Out of the variables available, ten were chosen to work on this project. Descriptions taken from: https://happiness-report.s3.amazonaws.com/2021/Appendix1WHR2021C2.pdf

Variables used:
Country: name of the country
Region: region to which the country belongs (Western Europe, Latin America and Caribbean, etc.)
Life Ladder: Happiness score or subjective well-being
Log GDP per capita: The statistics of GDP per capita (variable name gdp) in purchasing power parity (PPP) at constant 2017 international dollar prices are from the World Development Indicators (WDI).
Social support: (or having someone to count on in times of trouble) is the national average of the binary responses (either 0 or 1) to the GWP question “If you were in trouble, do you have relatives or friends you can count on to help you whenever you need them, or not?
Healthy life expectancy at birth: Healthy life expectancies at birth are based on the data extracted from the World Health rganization’s (WHO) Global Health Observatory data repository
Freedom to make life choices: is the national average of responses to the GWP question “Are you satisfied or dissatisfied with your freedom to choose what you do with your life?
Perceptions of corruption: is the national average of the survey responses to two questions in the GWP: “Is corruption widespread throughout the government or not” and “Is corruption widespread within businesses or not?” The overall perception is just the average of the two 0-or-1 responses.
Positive affect: Positive affect is given by the average of individual yes or no answers for three questions about emotions experienced or not on the previous day: laughter, enjoyment, and learning or doing something interesting
Negative affect: is given by the average of individual yes or no answers about three emotions experienced on the previous day: worry, sadness, and anger.
Confidence in national government: is given by the average of individual yes or no answers to the question: “Do you have confidence in the national government?”

Data wrangling

Regions excluded to be able to carry out the analysis:

  • Commonwealth of Independent States
  • East Asia
  • Middle East and North Africa
  • South Asia
  • Southeast Asia
  • Sub-Saharan Africa

Missing data: as a complete set of data is needed for the analysis, it was decided to fill in missing data with the average of the variable where the data was missing.

Descriptive Analysis

Variable Min. 1st Qu.
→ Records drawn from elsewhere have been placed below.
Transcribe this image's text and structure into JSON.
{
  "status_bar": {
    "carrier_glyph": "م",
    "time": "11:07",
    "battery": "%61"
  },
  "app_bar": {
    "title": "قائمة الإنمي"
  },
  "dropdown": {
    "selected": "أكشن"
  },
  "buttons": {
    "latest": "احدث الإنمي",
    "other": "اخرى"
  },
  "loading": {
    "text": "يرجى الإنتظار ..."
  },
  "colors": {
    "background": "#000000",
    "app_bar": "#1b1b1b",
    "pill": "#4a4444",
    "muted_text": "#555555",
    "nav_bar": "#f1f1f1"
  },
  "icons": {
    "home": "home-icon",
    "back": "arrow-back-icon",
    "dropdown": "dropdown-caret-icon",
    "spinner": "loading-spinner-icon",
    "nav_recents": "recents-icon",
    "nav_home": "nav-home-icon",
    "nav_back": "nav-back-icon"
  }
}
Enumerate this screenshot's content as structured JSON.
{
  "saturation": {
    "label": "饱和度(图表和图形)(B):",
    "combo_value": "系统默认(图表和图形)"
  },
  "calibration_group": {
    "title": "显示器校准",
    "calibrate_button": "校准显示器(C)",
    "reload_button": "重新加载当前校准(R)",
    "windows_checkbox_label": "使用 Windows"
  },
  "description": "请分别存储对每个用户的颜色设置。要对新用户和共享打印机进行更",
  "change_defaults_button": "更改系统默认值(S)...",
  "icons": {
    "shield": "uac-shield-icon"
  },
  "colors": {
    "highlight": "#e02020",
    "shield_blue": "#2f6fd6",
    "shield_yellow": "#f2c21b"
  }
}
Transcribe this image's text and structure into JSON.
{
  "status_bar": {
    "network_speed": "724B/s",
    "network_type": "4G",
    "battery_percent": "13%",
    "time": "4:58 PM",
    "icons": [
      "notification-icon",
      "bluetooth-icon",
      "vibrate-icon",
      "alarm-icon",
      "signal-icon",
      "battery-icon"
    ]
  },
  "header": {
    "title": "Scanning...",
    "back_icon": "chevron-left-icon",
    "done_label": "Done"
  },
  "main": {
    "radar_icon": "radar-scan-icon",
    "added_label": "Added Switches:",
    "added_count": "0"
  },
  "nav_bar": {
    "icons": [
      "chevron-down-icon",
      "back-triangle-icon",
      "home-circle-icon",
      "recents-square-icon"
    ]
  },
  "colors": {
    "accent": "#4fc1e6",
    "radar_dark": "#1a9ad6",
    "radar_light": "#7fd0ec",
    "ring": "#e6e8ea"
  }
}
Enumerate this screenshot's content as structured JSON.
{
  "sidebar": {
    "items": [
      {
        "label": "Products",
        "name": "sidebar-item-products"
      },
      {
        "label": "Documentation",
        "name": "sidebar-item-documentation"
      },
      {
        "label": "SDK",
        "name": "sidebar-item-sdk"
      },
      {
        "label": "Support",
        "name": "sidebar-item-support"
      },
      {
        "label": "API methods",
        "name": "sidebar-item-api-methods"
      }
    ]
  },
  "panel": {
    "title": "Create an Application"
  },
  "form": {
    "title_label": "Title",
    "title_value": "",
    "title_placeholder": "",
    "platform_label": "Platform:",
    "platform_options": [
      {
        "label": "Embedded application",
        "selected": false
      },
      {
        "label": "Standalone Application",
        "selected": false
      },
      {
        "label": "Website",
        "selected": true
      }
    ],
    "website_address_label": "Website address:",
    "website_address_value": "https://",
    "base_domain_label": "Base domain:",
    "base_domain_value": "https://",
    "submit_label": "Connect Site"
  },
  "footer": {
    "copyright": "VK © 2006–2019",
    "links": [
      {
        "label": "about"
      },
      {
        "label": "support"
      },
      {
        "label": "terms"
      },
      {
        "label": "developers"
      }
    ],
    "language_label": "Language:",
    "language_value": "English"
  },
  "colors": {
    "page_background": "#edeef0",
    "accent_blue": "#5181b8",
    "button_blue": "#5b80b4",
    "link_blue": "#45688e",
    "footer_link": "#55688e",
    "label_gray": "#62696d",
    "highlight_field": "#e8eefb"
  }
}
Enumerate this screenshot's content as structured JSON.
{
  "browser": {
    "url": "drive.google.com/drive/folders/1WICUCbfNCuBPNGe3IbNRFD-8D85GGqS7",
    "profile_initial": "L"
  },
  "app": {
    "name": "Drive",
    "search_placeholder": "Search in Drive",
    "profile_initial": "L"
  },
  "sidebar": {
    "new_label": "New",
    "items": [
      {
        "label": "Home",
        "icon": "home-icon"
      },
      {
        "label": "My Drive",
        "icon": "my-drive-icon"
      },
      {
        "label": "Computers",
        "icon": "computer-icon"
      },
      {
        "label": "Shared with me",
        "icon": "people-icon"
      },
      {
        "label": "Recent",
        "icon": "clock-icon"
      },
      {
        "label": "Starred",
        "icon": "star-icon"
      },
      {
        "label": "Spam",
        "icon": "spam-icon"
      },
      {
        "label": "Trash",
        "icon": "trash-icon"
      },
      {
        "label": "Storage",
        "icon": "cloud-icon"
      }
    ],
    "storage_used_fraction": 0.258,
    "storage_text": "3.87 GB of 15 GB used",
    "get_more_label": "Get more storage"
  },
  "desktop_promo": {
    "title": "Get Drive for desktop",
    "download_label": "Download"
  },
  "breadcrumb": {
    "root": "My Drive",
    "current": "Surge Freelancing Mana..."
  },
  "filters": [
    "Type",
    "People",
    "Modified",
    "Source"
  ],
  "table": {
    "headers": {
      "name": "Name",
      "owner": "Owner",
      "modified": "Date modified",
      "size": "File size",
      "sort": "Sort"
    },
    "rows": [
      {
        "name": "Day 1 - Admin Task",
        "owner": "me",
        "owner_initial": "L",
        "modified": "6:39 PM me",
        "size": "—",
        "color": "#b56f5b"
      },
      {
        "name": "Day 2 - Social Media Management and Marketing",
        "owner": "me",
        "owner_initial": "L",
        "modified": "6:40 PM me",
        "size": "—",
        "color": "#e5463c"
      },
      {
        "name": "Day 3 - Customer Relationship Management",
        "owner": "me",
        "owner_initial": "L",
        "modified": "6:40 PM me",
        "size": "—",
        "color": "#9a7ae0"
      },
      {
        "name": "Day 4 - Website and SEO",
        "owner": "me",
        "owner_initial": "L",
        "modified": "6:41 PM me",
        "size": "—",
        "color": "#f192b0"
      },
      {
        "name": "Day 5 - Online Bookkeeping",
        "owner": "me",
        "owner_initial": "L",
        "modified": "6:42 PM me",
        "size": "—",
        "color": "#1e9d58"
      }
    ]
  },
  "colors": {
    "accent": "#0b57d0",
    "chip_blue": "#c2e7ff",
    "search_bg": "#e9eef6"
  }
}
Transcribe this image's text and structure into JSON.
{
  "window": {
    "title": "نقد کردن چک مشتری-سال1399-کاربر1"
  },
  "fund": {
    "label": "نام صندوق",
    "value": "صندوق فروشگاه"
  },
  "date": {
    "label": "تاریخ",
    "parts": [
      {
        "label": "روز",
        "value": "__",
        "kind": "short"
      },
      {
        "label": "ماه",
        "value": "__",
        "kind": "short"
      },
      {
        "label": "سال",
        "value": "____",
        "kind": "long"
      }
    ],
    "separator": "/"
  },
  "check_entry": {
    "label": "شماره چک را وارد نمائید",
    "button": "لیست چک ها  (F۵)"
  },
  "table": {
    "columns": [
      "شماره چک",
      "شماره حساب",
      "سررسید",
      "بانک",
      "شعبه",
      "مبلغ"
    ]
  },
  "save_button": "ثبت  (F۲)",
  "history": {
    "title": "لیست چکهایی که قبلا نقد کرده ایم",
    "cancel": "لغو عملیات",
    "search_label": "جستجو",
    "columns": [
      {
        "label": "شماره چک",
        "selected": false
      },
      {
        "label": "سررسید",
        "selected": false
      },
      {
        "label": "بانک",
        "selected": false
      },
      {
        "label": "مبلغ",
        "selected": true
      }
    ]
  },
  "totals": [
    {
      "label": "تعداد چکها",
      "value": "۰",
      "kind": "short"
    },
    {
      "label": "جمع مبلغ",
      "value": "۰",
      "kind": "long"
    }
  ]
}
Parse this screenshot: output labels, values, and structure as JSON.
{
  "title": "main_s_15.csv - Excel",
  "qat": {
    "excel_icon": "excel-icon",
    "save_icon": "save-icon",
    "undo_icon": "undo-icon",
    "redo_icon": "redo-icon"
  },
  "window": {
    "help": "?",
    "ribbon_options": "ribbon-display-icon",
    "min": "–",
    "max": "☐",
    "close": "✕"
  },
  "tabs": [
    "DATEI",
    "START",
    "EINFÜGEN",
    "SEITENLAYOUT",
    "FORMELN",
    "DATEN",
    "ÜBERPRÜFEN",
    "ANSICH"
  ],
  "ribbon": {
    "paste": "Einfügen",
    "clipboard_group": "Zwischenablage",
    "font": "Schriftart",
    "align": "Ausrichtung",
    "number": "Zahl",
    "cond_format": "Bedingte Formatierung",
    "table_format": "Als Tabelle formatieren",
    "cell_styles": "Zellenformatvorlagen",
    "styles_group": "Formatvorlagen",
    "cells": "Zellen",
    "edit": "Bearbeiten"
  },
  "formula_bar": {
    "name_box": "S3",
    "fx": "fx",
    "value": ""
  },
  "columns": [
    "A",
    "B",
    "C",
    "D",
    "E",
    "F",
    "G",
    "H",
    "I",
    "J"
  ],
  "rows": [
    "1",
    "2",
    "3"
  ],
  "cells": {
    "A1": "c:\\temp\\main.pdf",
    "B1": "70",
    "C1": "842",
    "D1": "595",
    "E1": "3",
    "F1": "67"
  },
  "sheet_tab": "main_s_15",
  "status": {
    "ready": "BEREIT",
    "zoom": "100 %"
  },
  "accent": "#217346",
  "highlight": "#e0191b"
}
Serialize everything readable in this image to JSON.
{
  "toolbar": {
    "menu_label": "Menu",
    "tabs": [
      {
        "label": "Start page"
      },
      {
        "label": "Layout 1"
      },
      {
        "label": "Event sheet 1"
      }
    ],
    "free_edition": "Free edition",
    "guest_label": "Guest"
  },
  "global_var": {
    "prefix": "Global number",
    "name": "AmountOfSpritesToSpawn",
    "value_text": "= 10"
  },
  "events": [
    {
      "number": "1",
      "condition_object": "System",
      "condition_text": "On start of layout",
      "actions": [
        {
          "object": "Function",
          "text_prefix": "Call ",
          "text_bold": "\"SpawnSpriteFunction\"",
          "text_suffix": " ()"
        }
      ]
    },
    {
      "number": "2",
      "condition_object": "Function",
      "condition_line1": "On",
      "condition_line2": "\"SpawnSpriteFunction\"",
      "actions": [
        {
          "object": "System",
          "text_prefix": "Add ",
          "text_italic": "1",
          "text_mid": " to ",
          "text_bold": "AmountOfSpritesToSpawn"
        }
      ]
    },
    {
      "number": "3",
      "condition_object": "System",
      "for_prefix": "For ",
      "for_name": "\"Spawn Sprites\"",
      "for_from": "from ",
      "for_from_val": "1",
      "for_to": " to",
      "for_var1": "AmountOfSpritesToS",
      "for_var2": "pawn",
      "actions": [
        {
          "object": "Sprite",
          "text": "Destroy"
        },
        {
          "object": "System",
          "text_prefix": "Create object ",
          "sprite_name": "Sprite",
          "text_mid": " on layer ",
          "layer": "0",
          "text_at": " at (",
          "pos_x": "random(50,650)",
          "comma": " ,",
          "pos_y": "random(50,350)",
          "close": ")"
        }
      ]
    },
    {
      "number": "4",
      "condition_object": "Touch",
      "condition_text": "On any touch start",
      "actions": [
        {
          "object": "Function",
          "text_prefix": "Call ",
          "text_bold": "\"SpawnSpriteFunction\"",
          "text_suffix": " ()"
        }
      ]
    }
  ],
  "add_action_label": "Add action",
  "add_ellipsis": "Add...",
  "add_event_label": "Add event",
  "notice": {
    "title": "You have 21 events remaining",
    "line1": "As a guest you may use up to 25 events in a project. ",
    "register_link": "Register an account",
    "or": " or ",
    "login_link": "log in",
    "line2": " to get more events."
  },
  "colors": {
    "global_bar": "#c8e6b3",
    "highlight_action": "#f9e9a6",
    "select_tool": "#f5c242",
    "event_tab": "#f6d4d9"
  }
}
Median Mean 3rd Qu. Max.
Life Ladder 5.108 6.005 6.434 6.420 6.865 7.794
Log GDP per capita 8.575 9.805 10.358 10.224 10.732 11.545
Social support 0.7019 0.8496 0.8908 0.8830 0.9291 0.9799
Healthy life expectancy at birth 63.60 66.83 69.15 68.98 71.25 72.90
Freedom to make life choices 0.5740 0.7926 0.8386 0.8304 0.8909 0.9632
Perceptions of corruption 0.1727 0.5458 0.7644 0.6885 0.8614 0.9337
Positive affect 0.5538 0.6579 0.7163 0.7070 0.7516 0.8344
Negative affect 0.1161 0.2200 0.2670 0.2681 0.3060 0.4072
Confidence in national government 0.1759 0.3030 0.4032 0.4406 0.5933 0.8378

Highest values

Variable Country
Life ladder Finland
log GDP per capita Ireland
Social support Iceland
Healthy life expectancy Switerzland
Freedom to make life choices Finland
Perception of corruption Croatia
Positive affect Panama
Negative affect Brazil
Confidence in national goverment Switerzland

Lowest values

Variable Country
Life ladder Venezuela
log GDP per capita Honduras
Social support Albania
Healthy life expectancy Bolivia
Freedom to make life choices Greece
Perception of corruption Denmark
Positive affect Albania
Negative affect Kosovo
Confidence in national goverment Venezuela

Outliers

Outliers affect the correlation, so we want to detect and exclude them.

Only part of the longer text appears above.